The water we throw away contains a variety of pollutants, including solid waste from households, industries, and livestock farms, organic chemicals, pathogens, nitrogen compounds, phosphorus compounds, and heavy metals. Heavy metals and pathogens threaten the health of ecosystems, while nutrients like organic compounds, nitrogen compounds, and phosphorus compounds feed microorganisms in the water, causing eutrophication. Eutrophication is a process in which excessive nutrient consumption by microorganisms leads to a lack of oxygen in the water, which causes fish kills. To prevent this imbalance in the ecosystem, we rely on sewage treatment plants to clean the water to a level that nature can handle.
Sewage treatment plants go through three main stages of treatment. First, when sewage comes in, there’s a preliminary stage to remove bulky floatables. This is done by sifting through a sieve or sweeping the surface of the water with a stick to collect and remove scum. Then, in primary treatment, the water spends about two hours in the sedimentation basins, where the solids in the water sink or float away by gravity. Machines in the basins remove this debris, removing about 60% of the solids.
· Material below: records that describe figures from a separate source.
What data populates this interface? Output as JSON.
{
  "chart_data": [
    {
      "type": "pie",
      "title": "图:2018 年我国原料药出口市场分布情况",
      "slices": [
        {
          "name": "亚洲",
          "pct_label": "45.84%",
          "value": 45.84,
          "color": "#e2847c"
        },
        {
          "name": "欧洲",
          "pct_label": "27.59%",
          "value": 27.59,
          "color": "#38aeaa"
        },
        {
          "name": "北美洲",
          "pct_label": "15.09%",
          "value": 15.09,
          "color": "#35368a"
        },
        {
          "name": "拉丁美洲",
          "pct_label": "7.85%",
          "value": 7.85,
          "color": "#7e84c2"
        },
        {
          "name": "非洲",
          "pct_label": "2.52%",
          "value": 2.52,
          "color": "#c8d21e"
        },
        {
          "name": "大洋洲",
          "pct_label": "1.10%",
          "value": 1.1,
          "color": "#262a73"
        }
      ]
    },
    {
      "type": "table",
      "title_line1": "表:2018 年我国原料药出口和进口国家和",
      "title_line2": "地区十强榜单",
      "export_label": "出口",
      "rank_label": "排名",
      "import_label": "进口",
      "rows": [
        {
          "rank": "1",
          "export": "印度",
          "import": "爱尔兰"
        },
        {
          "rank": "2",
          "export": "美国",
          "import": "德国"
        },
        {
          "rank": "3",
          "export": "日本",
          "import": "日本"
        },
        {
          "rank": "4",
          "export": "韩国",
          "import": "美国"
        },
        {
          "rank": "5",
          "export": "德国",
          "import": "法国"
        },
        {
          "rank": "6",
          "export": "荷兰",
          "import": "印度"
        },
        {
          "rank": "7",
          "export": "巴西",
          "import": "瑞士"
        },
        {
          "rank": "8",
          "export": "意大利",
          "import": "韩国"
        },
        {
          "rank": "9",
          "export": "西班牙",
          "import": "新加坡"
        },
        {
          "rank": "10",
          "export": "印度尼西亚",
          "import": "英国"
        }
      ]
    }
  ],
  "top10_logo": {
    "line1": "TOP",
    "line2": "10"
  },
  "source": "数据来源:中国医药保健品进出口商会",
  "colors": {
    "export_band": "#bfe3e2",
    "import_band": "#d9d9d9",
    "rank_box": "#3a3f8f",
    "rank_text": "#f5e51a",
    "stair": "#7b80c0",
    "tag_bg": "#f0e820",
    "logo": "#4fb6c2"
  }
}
The water then moves to a secondary treatment plant. Here, it undergoes biological treatment, which uses microorganisms to remove organic matter. Microorganisms eat organic matter and convert it into cellular building blocks like carbon dioxide and proteins. We either release the microorganisms into the water and let them graze (activated sludge) or grow them on film (trickling filters). Both methods are subjected to recirculation, which allows us to remove more than 85% of the total organic matter.
Tertiary treatment removes any remaining heavy metals, pathogens, nutrients, and microorganisms. This can be done using activated carbon or naturally through artificial wetlands. The plants and soil in the wetlands absorb nutrients, such as nitrogen and phosphorus compounds, and adsorb heavy metals, removing them naturally. Finally, after ozonation to kill pathogens, the sewage is discharged into a stream.
The water we use and dispose of today is first treated in a sewage treatment plant to remove suspended solids, second to remove organic compounds, and third to remove heavy metals, nitrogen compounds, phosphorus compounds, and pathogens before being discharged into the stream. The water is not yet completely clean, but through nature’s self-cleaning process, it will be purified and made available for our use. We may think that sewage treatment plants are not a direct tap water supply like water treatment facilities, but they play an essential role when considering the water cycle. Currently, there are more than 60 sewage treatment plants in Korea, which treat sewage according to the characteristics of each region and are constantly being researched to increase their efficiency.